A festa da cavala

Claro que não há fé que aguente tantas frustrações e a juventude acabou ficando descrente dos políticos. E partiram para as suas próprias formas de tentar o desenvolvimento.

Desde os inícios do século passado que São Vicente vive buscando eventuais vias para o seu desenvolvimento. Tendo perdido a posição inicial de porto privilegiado nas rotas do Atlântico, nunca se conformou com qualquer outro estatuto que não tenha em conta e não esteja de acordo com o seu glorioso passado de "pulmão por onde respira Cabo Verde".

Mas, infelizmente, nem o governo colonial até 1975 nem os diferentes governos que têm dirigido o país depois da independência têm conseguido acertar com o destino a dar a São Vicente após os dourados anos do porto carvoeiro. À pergunta "que tem São Vicente para oferecer ao mundo e de que o mundo precisa?", ninguém até agora soube responder. Então, inúmeras experiências de desenvolvimento têm sido faladas ou iniciadas, desde porto franco a terminal de cruzeiros, passando pelo registo internacional de navios.

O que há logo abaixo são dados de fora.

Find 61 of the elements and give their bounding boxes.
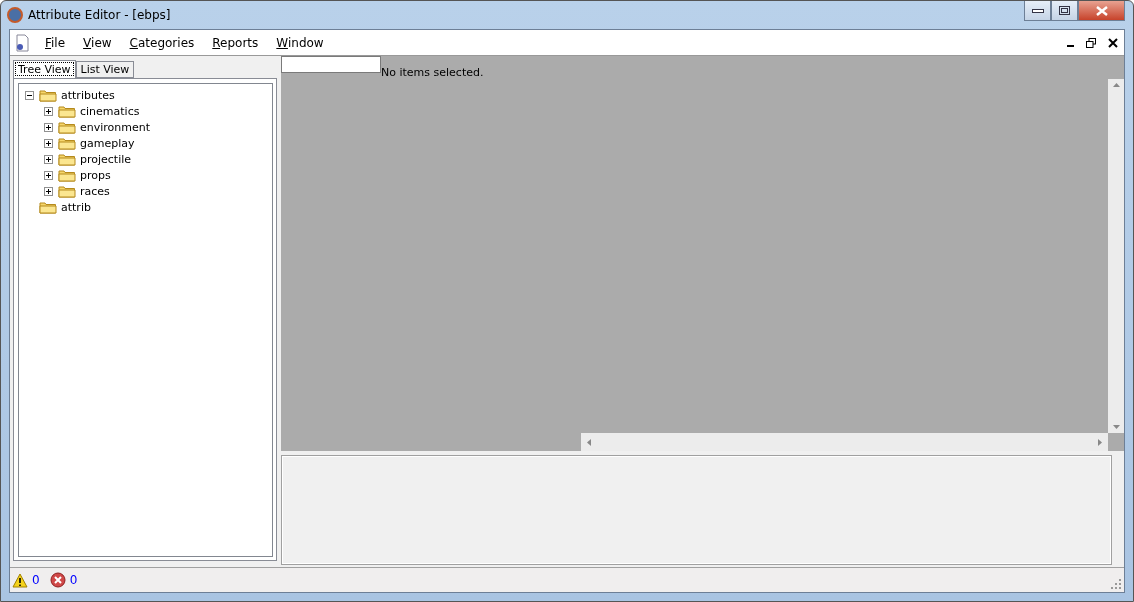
folder-icon — [58, 120, 76, 134]
expand-toggle[interactable] — [44, 106, 53, 116]
plus-icon — [46, 188, 51, 194]
tree-item[interactable]: attrib — [59, 200, 93, 214]
expand-toggle[interactable] — [44, 154, 53, 164]
menu-item[interactable]: File — [36, 35, 75, 50]
expand-toggle[interactable] — [44, 138, 53, 148]
tree-item[interactable]: races — [78, 184, 112, 198]
folder-icon — [58, 168, 76, 182]
error-count: 0 — [69, 573, 78, 587]
plus-icon — [46, 124, 51, 130]
plus-icon — [46, 108, 51, 114]
folder-icon — [58, 152, 76, 166]
menu-item[interactable]: Categories — [120, 35, 204, 50]
menu-item[interactable]: Reports — [203, 35, 268, 50]
scroll-left-icon — [587, 438, 591, 446]
plus-icon — [46, 156, 51, 162]
folder-icon — [58, 136, 76, 150]
folder-icon — [58, 184, 76, 198]
plus-icon — [46, 172, 51, 178]
plus-icon — [46, 140, 51, 146]
menu-item[interactable]: Window — [267, 35, 333, 50]
tab[interactable]: List View — [75, 61, 135, 78]
folder-icon — [39, 88, 57, 102]
minimize-button[interactable] — [1024, 1, 1051, 21]
resize-grip-icon[interactable] — [1111, 579, 1121, 589]
folder-icon — [58, 104, 76, 118]
tree-item[interactable]: cinematics — [78, 104, 142, 118]
close-icon — [1108, 37, 1118, 48]
maximize-icon — [1059, 6, 1070, 15]
scroll-right-icon — [1098, 438, 1102, 446]
collapse-toggle[interactable] — [25, 90, 34, 100]
document-icon[interactable] — [14, 33, 30, 52]
restore-icon — [1086, 37, 1096, 48]
scroll-down-icon — [1112, 425, 1120, 429]
menu-item[interactable]: View — [74, 35, 121, 50]
expand-toggle[interactable] — [44, 186, 53, 196]
error-icon — [49, 572, 66, 588]
tree-item[interactable]: attributes — [59, 88, 117, 102]
tree-item[interactable]: projectile — [78, 152, 134, 166]
tree-item[interactable]: gameplay — [78, 136, 137, 150]
minimize-icon — [1067, 45, 1074, 47]
vertical-scrollbar[interactable] — [1108, 79, 1124, 433]
horizontal-scrollbar[interactable] — [581, 433, 1108, 451]
maximize-button[interactable] — [1051, 1, 1078, 21]
expand-toggle[interactable] — [44, 170, 53, 180]
window-title: Attribute Editor - [ebps] — [28, 8, 171, 22]
app-icon — [7, 7, 23, 23]
expand-toggle[interactable] — [44, 122, 53, 132]
tree-item[interactable]: environment — [78, 120, 153, 134]
tree-item[interactable]: props — [78, 168, 113, 182]
minus-icon — [27, 92, 32, 98]
warning-count: 0 — [32, 573, 40, 587]
minimize-icon — [1031, 8, 1044, 13]
warning-icon — [12, 572, 28, 588]
scroll-up-icon — [1112, 83, 1120, 87]
close-icon — [1095, 5, 1108, 16]
search-field[interactable] — [281, 56, 381, 73]
status-message: No items selected. — [381, 66, 484, 79]
tab[interactable]: Tree View — [13, 60, 76, 78]
folder-icon — [39, 200, 57, 214]
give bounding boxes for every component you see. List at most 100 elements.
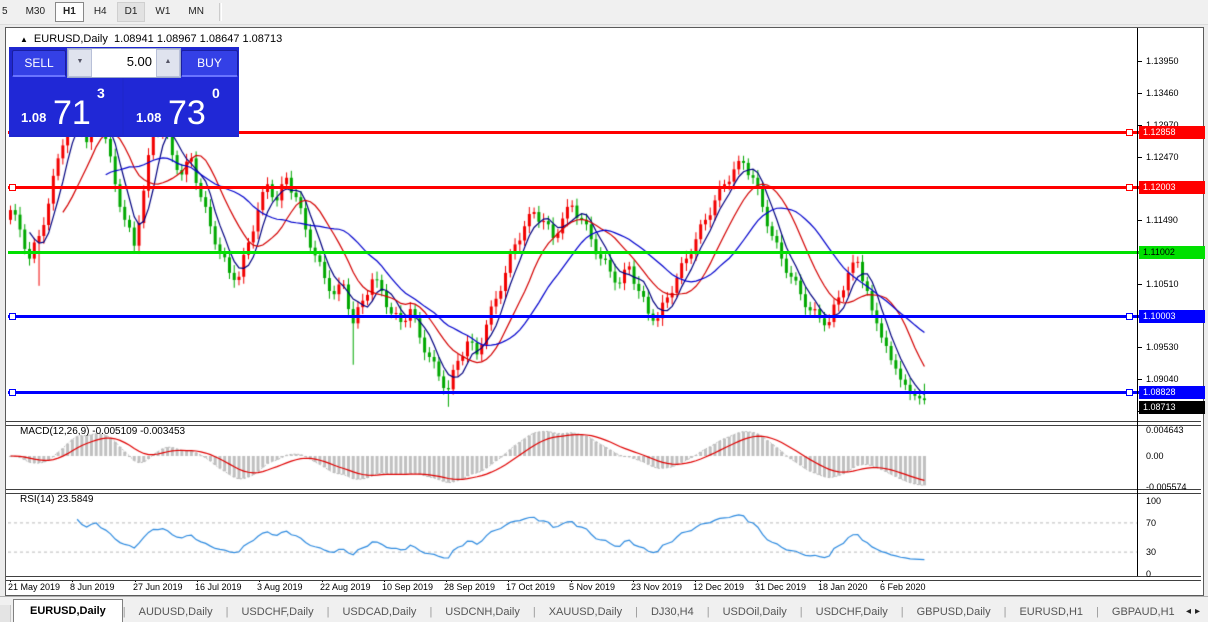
chart-tab-usdchf-daily[interactable]: USDCHF,Daily xyxy=(803,602,901,622)
buy-price-main: 73 xyxy=(168,94,206,132)
chart-tab-usdchf-daily[interactable]: USDCHF,Daily xyxy=(228,602,326,622)
date-axis-label: 12 Dec 2019 xyxy=(693,582,745,592)
timeframe-button-m30[interactable]: M30 xyxy=(18,2,53,22)
tab-scroll-left-arrow[interactable]: ◂ xyxy=(1186,606,1195,617)
line-drag-handle[interactable] xyxy=(1126,389,1133,397)
date-axis-label: 22 Aug 2019 xyxy=(320,582,371,592)
chart-symbol-period: EURUSD,Daily xyxy=(33,33,108,45)
date-axis-label: 31 Dec 2019 xyxy=(755,582,807,592)
tab-scroll-arrows: ◂▸ xyxy=(1186,606,1204,617)
macd-label: MACD(12,26,9) -0.005109 -0.003453 xyxy=(20,426,186,437)
chart-window: ▲ EURUSD,Daily 1.08941 1.08967 1.08647 1.… xyxy=(5,27,1205,596)
buy-price-quote[interactable]: 1.08 73 0 xyxy=(124,77,239,135)
chart-tab-usdoil-daily[interactable]: USDOil,Daily xyxy=(710,602,800,622)
price-axis-tick-mark xyxy=(1138,93,1142,94)
sell-price-prefix: 1.08 xyxy=(21,110,47,125)
volume-increase-button[interactable]: ▲ xyxy=(156,49,180,77)
date-axis-label: 3 Aug 2019 xyxy=(257,582,303,592)
rsi-axis-tick: 70 xyxy=(1146,517,1157,528)
macd-axis-tick: -0.005574 xyxy=(1146,482,1187,493)
date-axis-label: 10 Sep 2019 xyxy=(382,582,434,592)
buy-button[interactable]: BUY xyxy=(181,50,238,77)
date-axis-splitter xyxy=(6,576,1201,581)
tab-scroll-right-arrow[interactable]: ▸ xyxy=(1195,606,1204,617)
timeframe-button-w1[interactable]: W1 xyxy=(147,2,178,22)
price-axis-tick-mark xyxy=(1138,347,1142,349)
line-drag-handle[interactable] xyxy=(1126,183,1133,191)
ohlc-open: 1.08941 xyxy=(114,33,154,45)
price-axis-divider xyxy=(1137,28,1138,576)
date-axis-label: 6 Feb 2020 xyxy=(880,582,926,592)
chart-tab-usdcad-daily[interactable]: USDCAD,Daily xyxy=(329,602,429,622)
macd-axis-tick: 0.00 xyxy=(1146,451,1164,461)
buy-price-prefix: 1.08 xyxy=(136,110,162,125)
timeframe-button-h4[interactable]: H4 xyxy=(86,2,115,22)
sell-price-main: 71 xyxy=(53,94,91,132)
tab-bar-corner xyxy=(0,605,11,622)
collapse-panel-icon[interactable]: ▲ xyxy=(20,35,28,44)
volume-decrease-button[interactable]: ▼ xyxy=(68,49,92,77)
chart-tab-xauusd-daily[interactable]: XAUUSD,Daily xyxy=(536,602,635,622)
rsi-axis-tick: 0 xyxy=(1146,569,1152,579)
level-price-label: 1.08828 xyxy=(1139,386,1205,400)
macd-pane-splitter[interactable] xyxy=(6,421,1201,426)
chart-tab-gbpaud-h1[interactable]: GBPAUD,H1 xyxy=(1099,602,1188,622)
date-axis-label: 27 Jun 2019 xyxy=(133,582,183,592)
horizontal-level-line-1.11002[interactable] xyxy=(8,250,1139,254)
date-axis-label: 17 Oct 2019 xyxy=(506,582,556,592)
ohlc-high: 1.08967 xyxy=(156,33,197,45)
chart-tab-eurusd-daily[interactable]: EURUSD,Daily xyxy=(13,599,123,622)
chart-tab-audusd-daily[interactable]: AUDUSD,Daily xyxy=(126,602,226,622)
timeframe-button-5[interactable]: 5 xyxy=(0,2,16,22)
ohlc-close: 1.08713 xyxy=(242,33,283,45)
macd-axis-tick: 0.004643 xyxy=(1146,424,1184,435)
sell-price-pip: 3 xyxy=(97,85,105,101)
line-drag-handle[interactable] xyxy=(9,389,16,397)
volume-input[interactable]: 5.00 xyxy=(92,49,156,77)
sell-price-quote[interactable]: 1.08 71 3 xyxy=(9,77,122,135)
rsi-pane-splitter[interactable] xyxy=(6,489,1201,494)
price-axis-tick: 1.10510 xyxy=(1146,278,1179,289)
date-axis-label: 28 Sep 2019 xyxy=(444,582,496,592)
timeframe-toolbar: 5 M30 H1 H4 D1 W1 MN xyxy=(0,0,1208,25)
line-drag-handle[interactable] xyxy=(9,313,16,321)
date-axis-label: 16 Jul 2019 xyxy=(195,582,242,592)
date-axis-label: 8 Jun 2019 xyxy=(70,582,115,592)
price-axis-tick: 1.13950 xyxy=(1146,56,1179,67)
rsi-axis-tick: 30 xyxy=(1146,547,1157,558)
timeframe-button-mn[interactable]: MN xyxy=(180,2,212,22)
level-price-label: 1.10003 xyxy=(1139,310,1205,324)
level-price-label: 1.11002 xyxy=(1139,245,1205,259)
current-price-label: 1.08713 xyxy=(1139,400,1205,414)
timeframe-button-h1[interactable]: H1 xyxy=(55,2,84,22)
line-drag-handle[interactable] xyxy=(1126,313,1133,321)
price-axis-tick-mark xyxy=(1138,283,1142,285)
price-axis-tick: 1.11490 xyxy=(1146,215,1178,226)
chart-tab-usdcnh-daily[interactable]: USDCNH,Daily xyxy=(432,602,533,622)
level-price-label: 1.12858 xyxy=(1139,125,1205,139)
buy-price-pip: 0 xyxy=(212,85,220,101)
toolbar-separator xyxy=(218,3,222,21)
timeframe-button-d1[interactable]: D1 xyxy=(116,2,146,22)
chart-tab-eurusd-h1[interactable]: EURUSD,H1 xyxy=(1006,602,1096,622)
line-drag-handle[interactable] xyxy=(9,183,16,191)
sell-button[interactable]: SELL xyxy=(12,50,66,77)
price-axis-tick: 1.09040 xyxy=(1146,373,1179,384)
date-axis-label: 18 Jan 2020 xyxy=(818,582,868,592)
horizontal-level-line-1.10003[interactable] xyxy=(8,315,1139,319)
chart-info-line: ▲ EURUSD,Daily 1.08941 1.08967 1.08647 1.… xyxy=(20,33,282,45)
price-axis-tick-mark xyxy=(1138,61,1142,63)
price-axis-tick: 1.12470 xyxy=(1146,152,1179,163)
date-axis: 21 May 2019 8 Jun 2019 27 Jun 2019 16 Jul 2… xyxy=(6,579,1201,595)
macd-values: -0.005109 -0.003453 xyxy=(92,426,186,437)
price-axis-tick: 1.09530 xyxy=(1146,342,1179,353)
chart-tab-dj30-h4[interactable]: DJ30,H4 xyxy=(638,602,707,622)
date-axis-label: 23 Nov 2019 xyxy=(631,582,683,592)
rsi-indicator-canvas[interactable] xyxy=(8,493,1137,576)
price-axis-tick-mark xyxy=(1138,157,1142,159)
line-drag-handle[interactable] xyxy=(1126,128,1133,136)
volume-spinner: ▼ 5.00 ▲ xyxy=(67,48,181,78)
horizontal-level-line-1.08828[interactable] xyxy=(8,391,1139,395)
horizontal-level-line-1.12003[interactable] xyxy=(8,185,1139,189)
chart-tab-gbpusd-daily[interactable]: GBPUSD,Daily xyxy=(904,602,1004,622)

A última das últimas experiências a gente ainda não sabe bem qual será, porque por enquanto apenas dizem tratar-se da criação de uma zona económica especial de São Vicente; mas a penúltima está ainda bem fresca em nós por causa de uma palavra, excêntrica e mágica, inventada certamente para nos impressionar e seduzir: cluster!

Cluster do mar concebido para São Vicente em 2003, ele prometeu construir uma economia marítima globalmente competitiva ligada ao transbordo, à conservação, transformação e exportação do pescado; mas também ao turismo de valor acrescentado, à ciência, tecnologia e comércio marítimo. O resultado seria um forte impacto na internacionalização da nossa economia com consequente criação de muitos empregos.

Essa ficção do primeiro cluster, com a sua promessa de desenvolver o arquipélago em todos os setores, foi aceite com tal entusiasmo, que imediatamente se pensou em mais dois, um do ar, no Sal, e um outro que seria das novas tecnologias: "Tornar Cabo Verde um actor marítimo relevante ao nível regional e no Atlântico constitui a missão principal da nossa geração e na qual o governo está empenhado com a implementação da sua agenda de transformação", sintetizou o primeiro-ministro de então num fórum dedicado aos clusters.

Mas não deu em nada. Melhor, deu para arranjar sinecuras para alguns amigos. O cluster do ar, então, foi um desastre tão total, que ainda este ano teve a habilidade de, de uma assentada, deixar em terra cerca de sete mil passageiros.

Claro que não há fé que aguente tantas frustrações, e a juventude acabou ficando descrente dos políticos. E partiram para as suas próprias formas de tentar o desenvolvimento da ilha, e lembraram-se de inventar festivais de música para atrair os turistas e a seguir um festival gastronómico, o Festival Kavala Fresk, a festa da até há poucos anos humilde e desprezada cavala, agora elevada à dignidade de rainha dos produtos da pesca e dos cardápios da restauração mindelense. E, assim, a festa da cavala encheu a rua da praia de bote em Mindelo durante um fim-de-semana do mês de Julho, e já é apresentada como uma das marcas de São Vicente, a par dos festivais da Baía das Gatas e da Laginha.

Escritor cabo-verdiano, Prémio Camões 2018.